Particularly with printed media, we can’t help but notice that many titles are perfectly capable of generating decent revenue. Newspapers are a good example. The conventional wisdom is that they are some kind of doomed albatross from yesteryear. As it turns out, many of them actually make a modest but respectable profit. The trouble comes when media organizations are owned by large, public corporations or by investors not interested in a perpetual flat line of modest profitability. It is all about maximizing growth, but legacy media has grown about as much as it can with its traditional models.
While it is tempting to go into a long discussion about debt loads and the brutal economics of corporate media, incentives and profitability, let us just return to the Apocalypse or golden age question by returning to the 1400’s. When Gutenberg invented the printing press, it was an Apocalypse for those holding a monopoly on information and access to knowledge. The impact of what is happening today is several orders of magnitude greater not just because of the sophistication of the tools, but because the products those tools create can easily and inexpensively reach an international audience without many barriers to entry. The confluence of universal broadband, powerful technology and negligible expense mean that the Information Age is roughly like Gutenberg inventing the transistor radio in 1439. It also removes the disincentives to quality inherent in a mass-market product.
These are hardly original observations, but it is worth reminding ourselves of all this from time to time. Here’s what got us thinking about it, a brief post on Slate’s ‘The Big Money’ (in, as chance would have it, their ‘Goodnight Gutenberg’ blog) called, ‘Advertisers Still Dislike Magazines.’ The opening paragraph:
Magazine publishers have been waging a war to convince advertisers that their product is a superior place for promotion. So far, they’re not having much luck. Ad pages dropped again in the first quarter of 2010. The 9.4 percent was off an already awful comp in 2009, when pages had come down by more than 25 percent.
The way we see it, the problem for magazines isn’t that they are not a valuable place to sell advertising. The problem is that, in their current form, magazines are not useful revenue machines for massive media companies obligated to perpetually maximize their share price above all else. That obligation creates the skewed economics of big legacy media outfits — writing a collection of articles enough people want to buy and then selling ad space at a reasonable price is not enough when you have to continuously feed a requirement for maximum growth and revenue as a business unit inside a massive organization. If anything, the primary culprit being blamed for the death of print (on which you are reading this post) demonstrates pretty conclusively that there is a vast, unlimited demand for written and other media content. People will pay for what they value, but if they are being charged for a bound booklet of distracting advertisements sprinkled with mediocre editorial content, one cannot reasonably expect to sell that advertising space for many tens of thousands of dollars a pop. The media industry has become a collection of Rube Goldberg machines. The threat to them from other machines will be a good thing in the end, so long as you don’t have too much invested in Rube Goldberg Industries Inc.

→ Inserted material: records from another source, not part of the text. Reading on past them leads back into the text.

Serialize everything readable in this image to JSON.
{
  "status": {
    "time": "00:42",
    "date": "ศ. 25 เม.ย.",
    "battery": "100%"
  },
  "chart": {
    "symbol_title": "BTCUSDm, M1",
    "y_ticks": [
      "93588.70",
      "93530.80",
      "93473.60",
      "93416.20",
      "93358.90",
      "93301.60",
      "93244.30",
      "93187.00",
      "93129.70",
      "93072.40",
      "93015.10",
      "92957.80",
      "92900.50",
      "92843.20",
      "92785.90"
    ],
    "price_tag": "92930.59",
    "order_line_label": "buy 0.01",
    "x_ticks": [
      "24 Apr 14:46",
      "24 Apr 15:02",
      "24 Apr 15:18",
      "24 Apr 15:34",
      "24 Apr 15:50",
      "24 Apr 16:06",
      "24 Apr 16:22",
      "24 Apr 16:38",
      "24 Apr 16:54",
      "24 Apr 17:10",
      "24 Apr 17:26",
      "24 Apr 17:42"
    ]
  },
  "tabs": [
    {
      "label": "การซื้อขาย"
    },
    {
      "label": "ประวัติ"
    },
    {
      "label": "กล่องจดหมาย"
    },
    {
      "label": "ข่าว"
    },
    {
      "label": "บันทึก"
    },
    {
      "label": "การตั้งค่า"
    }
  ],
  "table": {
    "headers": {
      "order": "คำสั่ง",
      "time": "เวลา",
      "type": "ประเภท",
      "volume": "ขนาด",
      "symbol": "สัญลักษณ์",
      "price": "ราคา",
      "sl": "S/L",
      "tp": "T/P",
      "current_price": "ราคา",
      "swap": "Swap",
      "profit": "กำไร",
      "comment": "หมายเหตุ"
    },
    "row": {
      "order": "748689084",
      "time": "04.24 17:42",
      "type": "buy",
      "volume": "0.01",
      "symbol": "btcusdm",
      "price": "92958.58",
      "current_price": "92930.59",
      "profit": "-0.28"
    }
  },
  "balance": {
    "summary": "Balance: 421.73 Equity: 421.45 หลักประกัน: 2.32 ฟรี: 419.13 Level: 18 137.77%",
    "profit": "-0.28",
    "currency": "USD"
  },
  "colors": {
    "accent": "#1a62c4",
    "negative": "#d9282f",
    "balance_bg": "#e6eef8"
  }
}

So why does a production company like the Production Directorate maintain a blog like this? Because one of our basic value propositions is that we can produce a significant amount of the highest-quality, most desirable video content and get it to an audience that wants to see it for less than the price of running an ad in a magazine. No one buys a magazine for the ads, and no one watches commercials on YouTube. But people will search YouTube for content they like and find useful. If you’re an airline, produce some cool pieces about your destinations for the guy on YouTube who really wants to go to Maui. Or sponsor digital programs you want your brand associated with — Pacific Life sponsors NOVA on PBS because Pacific Life likes what that says about them as a company. Get your message out, create something valuable, support good work… and do it all on a budget that would terrify the bean counters inside an old-school media machine.